Rovigo - “Invito i cittadini a segnalare i loro problemi e a tutelare i propri diritti,  rivolgendosi agli uffici del difensore civico provinciale o alle associazioni di difesa dei consumatori”. L’assessore provinciale alla Tutela del cittadino Guglielmo Brusco interviene sulla questione delle maxi bollette Enel Gas che numerose famiglie si sono viste recapitare in questi giorni. “Ho ricevuto numerose segnalazioni da parte dei cittadini perché le bollette in questione sono arrivate a ridosso o addirittura dopo la scadenza, con conseguente impossibilità di fermare gli eventuali addebiti in banca - afferma Brusco - per i malcapitati credo sia stato impossibile chiedere storni e rateizzazioni per bollette pesantissime, molte con importi superiori ai 1.000 euro già prelevati dai conti e per chi non ha avuto l’addebito e aveva scarse disponibilità finanziarie, rimaneva l’umiliazione di chiederne la rateizzazione”.

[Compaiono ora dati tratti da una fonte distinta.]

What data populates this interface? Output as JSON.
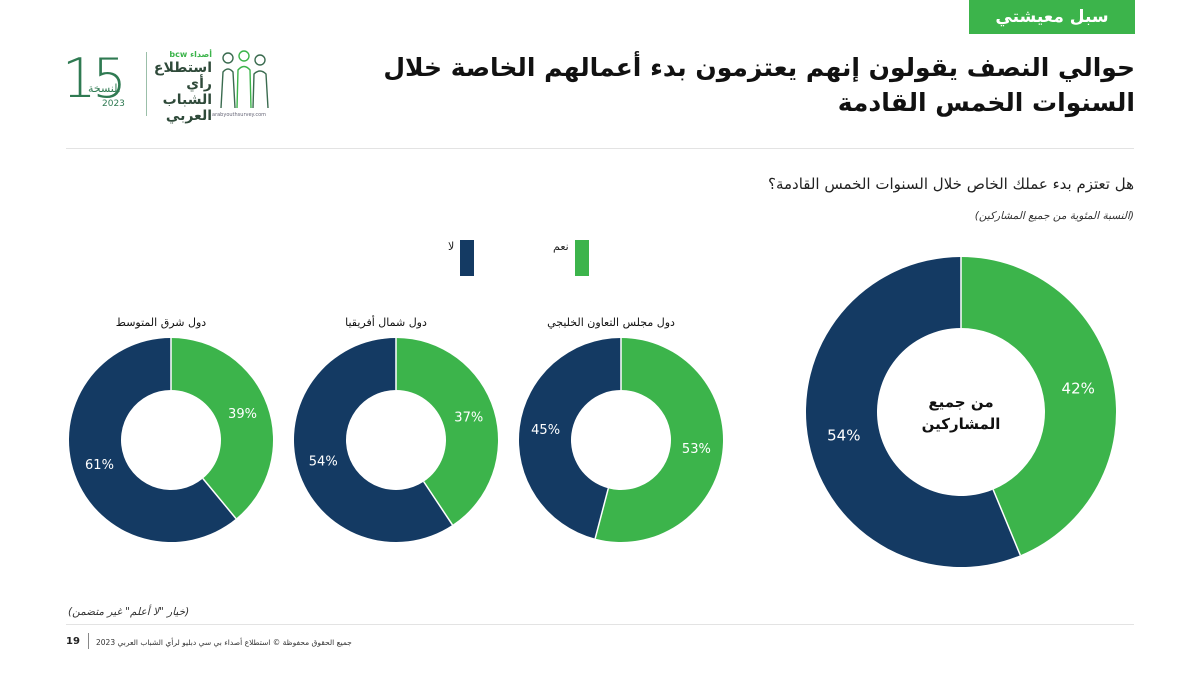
{
  "header": {
    "tag": "سبل معيشتي",
    "title": "حوالي النصف يقولون إنهم يعتزمون بدء أعمالهم الخاصة خلال السنوات الخمس القادمة"
  },
  "logo": {
    "number": "15",
    "edition": "النسخة",
    "year": "2023",
    "brand_top": "أصداء bcw",
    "brand_line1": "استطلاع",
    "brand_line2": "رأي الشباب",
    "brand_line3": "العربي",
    "url": "arabyouthsurvey.com"
  },
  "question": "هل تعتزم بدء عملك الخاص خلال السنوات الخمس القادمة؟",
  "subnote": "(النسبة المئوية من جميع المشاركين)",
  "legend": {
    "yes": "نعم",
    "no": "لا"
  },
  "colors": {
    "yes": "#3cb44b",
    "no": "#143a63",
    "tag": "#3cb44b"
  },
  "chart_data": [
    {
      "type": "pie",
      "name": "all",
      "label": "من جميع المشاركين",
      "label_line1": "من جميع",
      "label_line2": "المشاركين",
      "series": [
        {
          "name": "نعم",
          "value": 42
        },
        {
          "name": "لا",
          "value": 54
        }
      ]
    },
    {
      "type": "pie",
      "name": "gcc",
      "label": "دول مجلس التعاون الخليجي",
      "series": [
        {
          "name": "نعم",
          "value": 53
        },
        {
          "name": "لا",
          "value": 45
        }
      ]
    },
    {
      "type": "pie",
      "name": "north-africa",
      "label": "دول شمال أفريقيا",
      "series": [
        {
          "name": "نعم",
          "value": 37
        },
        {
          "name": "لا",
          "value": 54
        }
      ]
    },
    {
      "type": "pie",
      "name": "levant",
      "label": "دول شرق المتوسط",
      "series": [
        {
          "name": "نعم",
          "value": 39
        },
        {
          "name": "لا",
          "value": 61
        }
      ]
    }
  ],
  "footnote": "(خيار \"لا أعلم\" غير متضمن)",
  "footer": {
    "page_number": "19",
    "copyright": "جميع الحقوق محفوظة © استطلاع أصداء بي سي دبليو لرأي الشباب العربي 2023"
  }
}
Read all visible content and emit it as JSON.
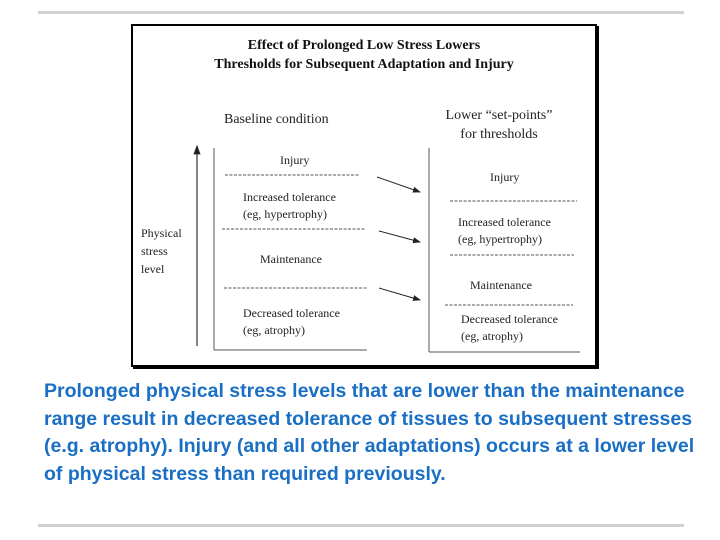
{
  "figure": {
    "title_line1": "Effect of Prolonged Low Stress Lowers",
    "title_line2": "Thresholds for Subsequent Adaptation and Injury",
    "axis_label": [
      "Physical",
      "stress",
      "level"
    ],
    "baseline": {
      "heading": "Baseline condition",
      "injury": "Injury",
      "increased": [
        "Increased tolerance",
        "(eg, hypertrophy)"
      ],
      "maintenance": "Maintenance",
      "decreased": [
        "Decreased tolerance",
        "(eg, atrophy)"
      ]
    },
    "lower": {
      "heading": [
        "Lower “set-points”",
        "for thresholds"
      ],
      "injury": "Injury",
      "increased": [
        "Increased tolerance",
        "(eg, hypertrophy)"
      ],
      "maintenance": "Maintenance",
      "decreased": [
        "Decreased tolerance",
        "(eg, atrophy)"
      ]
    }
  },
  "caption": "Prolonged physical stress levels that are lower than the maintenance range result in decreased tolerance of tissues to subsequent stresses (e.g. atrophy). Injury (and all other adaptations) occurs at a lower level of physical stress than required previously.",
  "colors": {
    "caption": "#1a6fc4",
    "rule": "#d0d0d0"
  }
}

“Visto che Enel tra gli azionisti ha ancora lo Stato, mi sono chiesto: ma è mai possibile che un’azienda così importante possa gestire i rapporti con i cittadini in questo modo? - si chiede perplesso - qualcuno dice che così Enel si procura liquidità che altrimenti dovrebbe cercare a caro prezzo. Io non ci credo, ma se così fosse, ciò sarebbe sbagliato, soprattutto in questa fase e in questo modo”.

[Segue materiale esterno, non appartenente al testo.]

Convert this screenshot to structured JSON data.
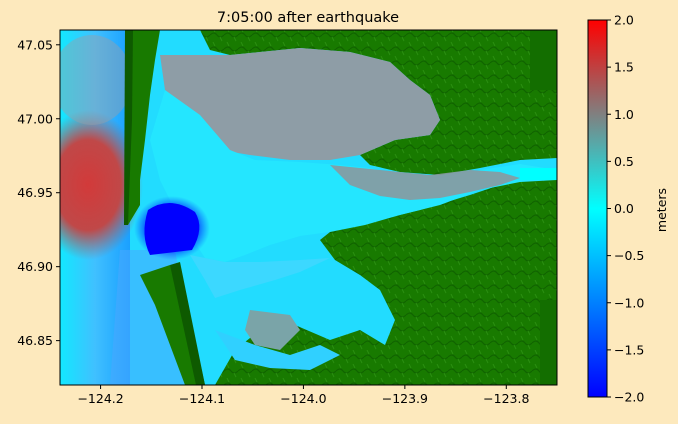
{
  "chart_data": {
    "type": "heatmap",
    "title": "7:05:00 after earthquake",
    "xlabel": "",
    "ylabel": "",
    "xlim": [
      -124.24,
      -123.75
    ],
    "ylim": [
      46.82,
      47.06
    ],
    "xticks": [
      -124.2,
      -124.1,
      -124.0,
      -123.9,
      -123.8
    ],
    "xtick_labels": [
      "−124.2",
      "−124.1",
      "−124.0",
      "−123.9",
      "−123.8"
    ],
    "yticks": [
      46.85,
      46.9,
      46.95,
      47.0,
      47.05
    ],
    "ytick_labels": [
      "46.85",
      "46.90",
      "46.95",
      "47.00",
      "47.05"
    ],
    "grid": false,
    "colorbar": {
      "label": "meters",
      "range": [
        -2.0,
        2.0
      ],
      "ticks": [
        -2.0,
        -1.5,
        -1.0,
        -0.5,
        0.0,
        0.5,
        1.0,
        1.5,
        2.0
      ],
      "tick_labels": [
        "−2.0",
        "−1.5",
        "−1.0",
        "−0.5",
        "0.0",
        "0.5",
        "1.0",
        "1.5",
        "2.0"
      ],
      "colors": [
        "#0000ff",
        "#00ffff",
        "#808080",
        "#ff0000"
      ]
    },
    "land_color": "#187a00",
    "land_dark_color": "#0e5a00"
  }
}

L’assessore spiega inoltre che il recupero fatturato viene giustificato con una lettera non comprensibile dalla stragrande maggioranza dei clienti Enel; perché nelle bollette Enel ha fatturato di più di quanto effettivamente consumato, dato ricavabile dalla differenza tra la prima e l’ultima lettura effettiva elencate nella fattura. “A quanto mi risulta - prosegue -, mentre i prelievi dai conti dei clienti sono già stati effettuati, non sono stati invece accreditati i soldi di conguaglio”.
E conclude: “Insomma Enel ha il possesso di soldi per consumi che i cittadini non hanno fatto. E non ha ancora restituito i conguagli arrivati con bolletta quasi contemporanea. Oltre al governo, a prelevare pesantemente risorse dai nostri portafogli, ci pensa anche Enel e perlopiù con un modo molto discutibile”.